At the end of the hallway, one of the smaller windows looked out along a patch of grassy meadow between the house and the stables. Slowing to look out at the sky for rain, she stopped at seeing a group of four men standing and talking. Sir Allan stood at the center of them, speaking. Smaller than the others, he was wearing the same brocade coat he had on earlier. His lace-edged tricorn hat and his wig were bobbing vigorously as he made his point. Her brow furrowed as she stared at the three strangers.
“Who are those men with Sir Allan?” Violet asked, following the direction of Gwyneth’s gaze.
“I don’t know them. But I feel as if I have seen them before.” Worry pitted in her stomach. They could be the three men she had seen in the fog this morning. She knew them from somewhere else. Gretna Green! When she’d gone to the livery stable to get a horse before she’d left. One of them had been watching her. The thought occurred to her that these might have been the same men who had been lying in wait along the road. The baronet turned to point at the manor house, and Gwyneth stepped back abruptly from the window.
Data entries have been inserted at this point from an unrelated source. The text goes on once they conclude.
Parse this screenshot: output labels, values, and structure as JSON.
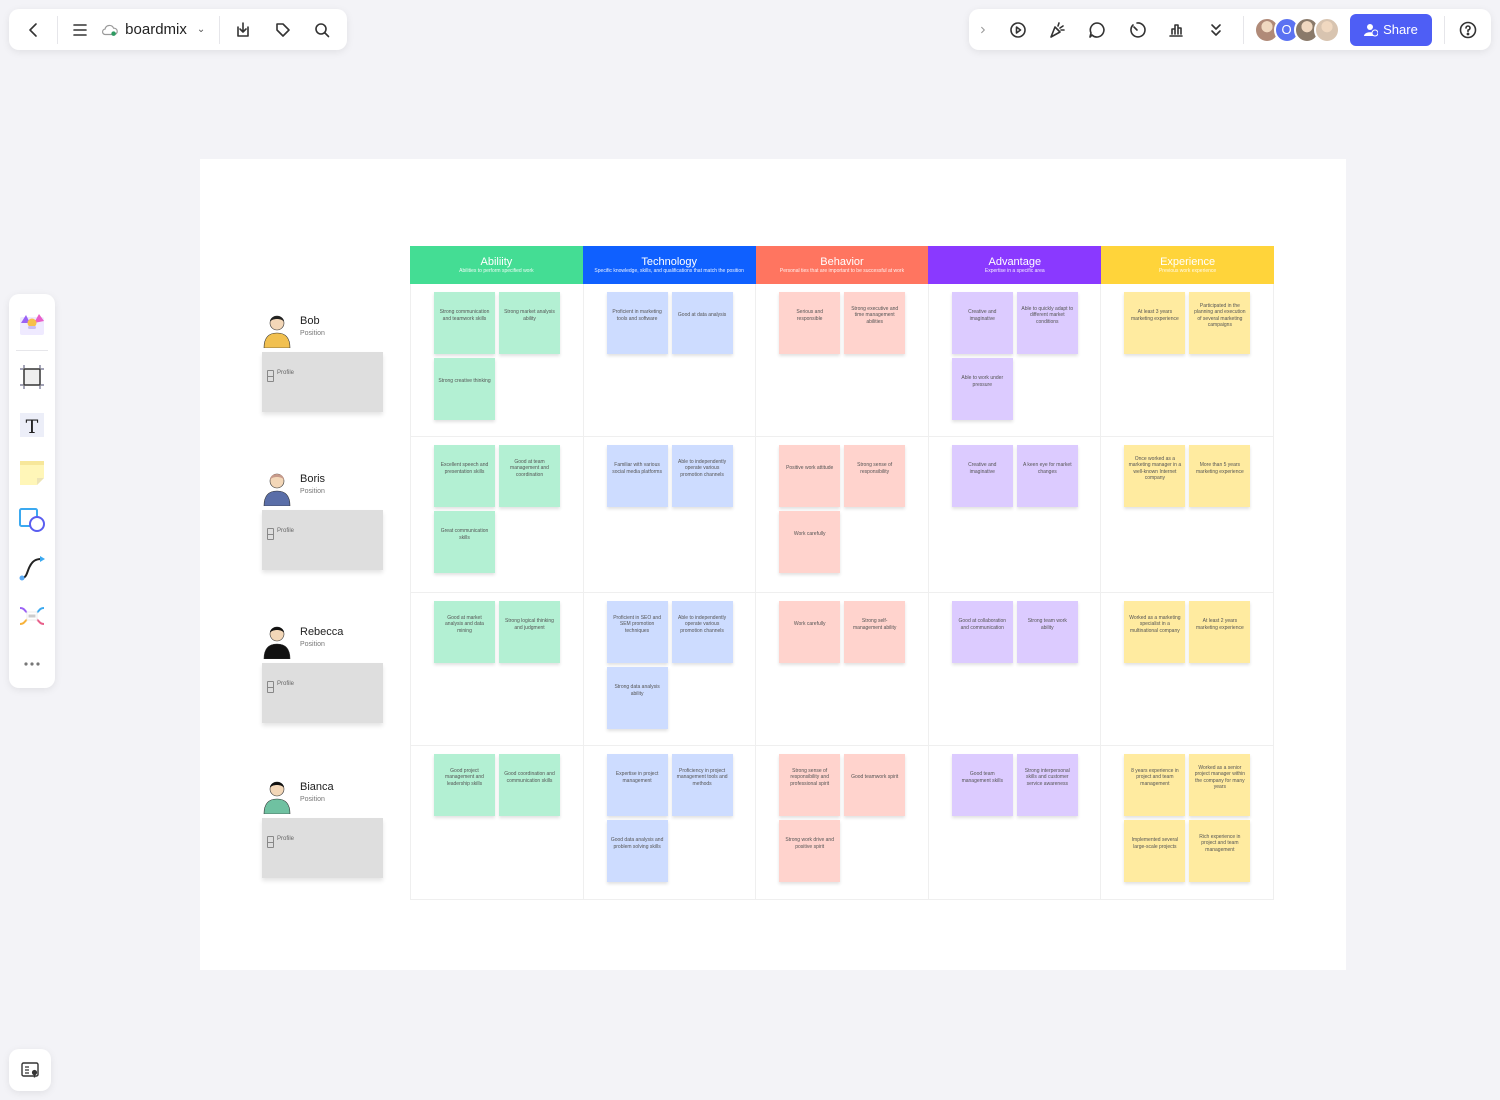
{
  "topbar": {
    "app_name": "boardmix",
    "left_icons": [
      "back-icon",
      "menu-icon",
      "cloud-sync-icon",
      "download-icon",
      "tag-icon",
      "search-icon"
    ],
    "right_icons": [
      "expand-icon",
      "present-icon",
      "celebrate-icon",
      "comment-icon",
      "timer-icon",
      "vote-icon",
      "more-icon"
    ],
    "share_label": "Share",
    "help_icon": "help-icon",
    "collaborators": [
      {
        "type": "photo",
        "color": "#b08a78"
      },
      {
        "type": "initial",
        "initial": "O",
        "color": "#5b72f2"
      },
      {
        "type": "photo",
        "color": "#8a7a6a"
      },
      {
        "type": "photo",
        "color": "#d8c4b0"
      }
    ]
  },
  "toolbar": {
    "tools": [
      "template-icon",
      "frame-icon",
      "text-icon",
      "sticky-note-icon",
      "shape-icon",
      "connector-icon",
      "mindmap-icon",
      "more-tools-icon"
    ]
  },
  "board": {
    "columns": [
      {
        "title": "Abiliity",
        "subtitle": "Abilities to perform specified work",
        "color": "#44dd94"
      },
      {
        "title": "Technology",
        "subtitle": "Specific knowledge, skills, and qualifications that match the position",
        "color": "#0f60ff"
      },
      {
        "title": "Behavior",
        "subtitle": "Personal ties that are important to be successful at work",
        "color": "#ff7560"
      },
      {
        "title": "Advantage",
        "subtitle": "Expertise in a specific area",
        "color": "#8a39ff"
      },
      {
        "title": "Experience",
        "subtitle": "Previous work experience",
        "color": "#ffd43a"
      }
    ],
    "note_colors": [
      "#b3f0d3",
      "#cddcff",
      "#ffd3cd",
      "#dccbff",
      "#ffeba0"
    ],
    "rows": [
      {
        "name": "Bob",
        "position": "Position",
        "profile_label": "Profile",
        "cells": [
          [
            "Strong communication and teamwork skills",
            "Strong market analysis ability",
            "Strong creative thinking"
          ],
          [
            "Proficient in marketing tools and software",
            "Good at data analysis"
          ],
          [
            "Serious and responsible",
            "Strong executive and time management abilities"
          ],
          [
            "Creative and imaginative",
            "Able to quickly adapt to different market conditions",
            "Able to work under pressure"
          ],
          [
            "At least 3 years marketing experience",
            "Participated in the planning and execution of several marketing campaigns"
          ]
        ]
      },
      {
        "name": "Boris",
        "position": "Position",
        "profile_label": "Profile",
        "cells": [
          [
            "Excellent speech and presentation skills",
            "Good at team management and coordination",
            "Great communication skills"
          ],
          [
            "Familiar with various social media platforms",
            "Able to independently operate various promotion channels"
          ],
          [
            "Positive work attitude",
            "Strong sense of responsibility",
            "Work carefully"
          ],
          [
            "Creative and imaginative",
            "A keen eye for market changes"
          ],
          [
            "Once worked as a marketing manager in a well-known Internet company",
            "More than 5 years marketing experience"
          ]
        ]
      },
      {
        "name": "Rebecca",
        "position": "Position",
        "profile_label": "Profile",
        "cells": [
          [
            "Good at market analysis and data mining",
            "Strong logical thinking and judgment"
          ],
          [
            "Proficient in SEO and SEM promotion techniques",
            "Able to independently operate various promotion channels",
            "Strong data analysis ability"
          ],
          [
            "Work carefully",
            "Strong self-management ability"
          ],
          [
            "Good at collaboration and communication",
            "Strong team work ability"
          ],
          [
            "Worked as a marketing specialist in a multinational company",
            "At least 2 years marketing experience"
          ]
        ]
      },
      {
        "name": "Bianca",
        "position": "Position",
        "profile_label": "Profile",
        "cells": [
          [
            "Good project management and leadership skills",
            "Good coordination and communication skills"
          ],
          [
            "Expertise in project management",
            "Proficiency in project management tools and methods",
            "Good data analysis and problem solving skills"
          ],
          [
            "Strong sense of responsibility and professional spirit",
            "Good teamwork spirit",
            "Strong work drive and positive spirit"
          ],
          [
            "Good team management skills",
            "Strong interpersonal skills and customer service awareness"
          ],
          [
            "8 years experience in project and team management",
            "Worked as a senior project manager within the company for many years",
            "Implemented several large-scale projects",
            "Rich experience in project and team management"
          ]
        ]
      }
    ]
  }
}
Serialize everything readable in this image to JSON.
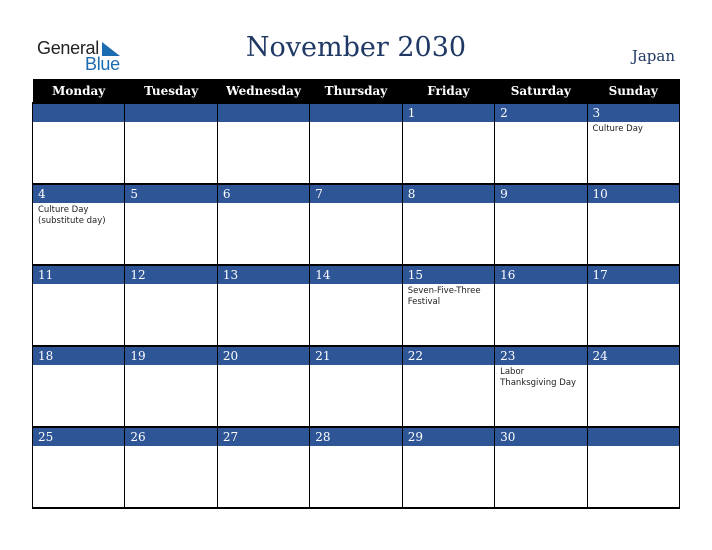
{
  "logo": {
    "line1": "General",
    "line2": "Blue"
  },
  "title": "November 2030",
  "country": "Japan",
  "colors": {
    "header_bg": "#000000",
    "band_bg": "#2e5596",
    "title": "#1f3864",
    "logo_blue": "#1a6bb0"
  },
  "weekdays": [
    "Monday",
    "Tuesday",
    "Wednesday",
    "Thursday",
    "Friday",
    "Saturday",
    "Sunday"
  ],
  "weeks": [
    {
      "days": [
        "",
        "",
        "",
        "",
        "1",
        "2",
        "3"
      ],
      "events": [
        "",
        "",
        "",
        "",
        "",
        "",
        "Culture Day"
      ]
    },
    {
      "days": [
        "4",
        "5",
        "6",
        "7",
        "8",
        "9",
        "10"
      ],
      "events": [
        "Culture Day (substitute day)",
        "",
        "",
        "",
        "",
        "",
        ""
      ]
    },
    {
      "days": [
        "11",
        "12",
        "13",
        "14",
        "15",
        "16",
        "17"
      ],
      "events": [
        "",
        "",
        "",
        "",
        "Seven-Five-Three Festival",
        "",
        ""
      ]
    },
    {
      "days": [
        "18",
        "19",
        "20",
        "21",
        "22",
        "23",
        "24"
      ],
      "events": [
        "",
        "",
        "",
        "",
        "",
        "Labor Thanksgiving Day",
        ""
      ]
    },
    {
      "days": [
        "25",
        "26",
        "27",
        "28",
        "29",
        "30",
        ""
      ],
      "events": [
        "",
        "",
        "",
        "",
        "",
        "",
        ""
      ]
    }
  ]
}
“You look pale. Are you sure you are well enough to go out?”
“I shall be with my aunt. I shan’t go far,” she replied.
She needed to speak to Augusta. She could not bear the thought of David arriving and the older woman rejecting him out of hand. At the same time, looking at the men move toward the stables, a sense of foreboding began to gnaw at her stomach. She shiv
ered again.
“Violet, I need to ask you a great favor.”
“Of course. Anything.”
“I want you to go after David. He was planning to come back this afternoon, but I think he should come now.”
“I…I shall ask old Robert to send someone. Any one of them would be faster than I am.”
“That would be fine.” Gwyneth nodded and pressed her fist against her belly.
“I shall be right back,” Violet said before disappearing down the steps.
*****
They had been preparing for this party for days. Most of the guests had already arrived. Every corner of Baronsford was being inhabited and explored by the invading visitors. The hour was late, though, and even the most dedicated revelers had gone off to their beds.
Walter Truscott could not recall the last time that he’d felt so tired, in body and mind. The grand celebration dinner was still to take place tomorrow night. After making one last trip to the stables to make sure the visitor’s carriages and horses were secure and settled, he started back to the house.
Following a garden path beneath a stone-railed terrace, he paused for a moment and looked up at the looming castle walls. How long had this place been his home? He wished there were a way where he could disappear—or just sleep and awaken to find that all of the events of these recent months were just a horrible dream.
“You have been avoiding me all day.”
Emma’s voice startled him, but he did not turn to her. There was no escape…no end…to this nightmare.
“I need tord waslk to you.” She hurried out of the darkness.
“No.” Walter turned, but did not look at her. “Lyon has arrived. He wants to see me in the library.”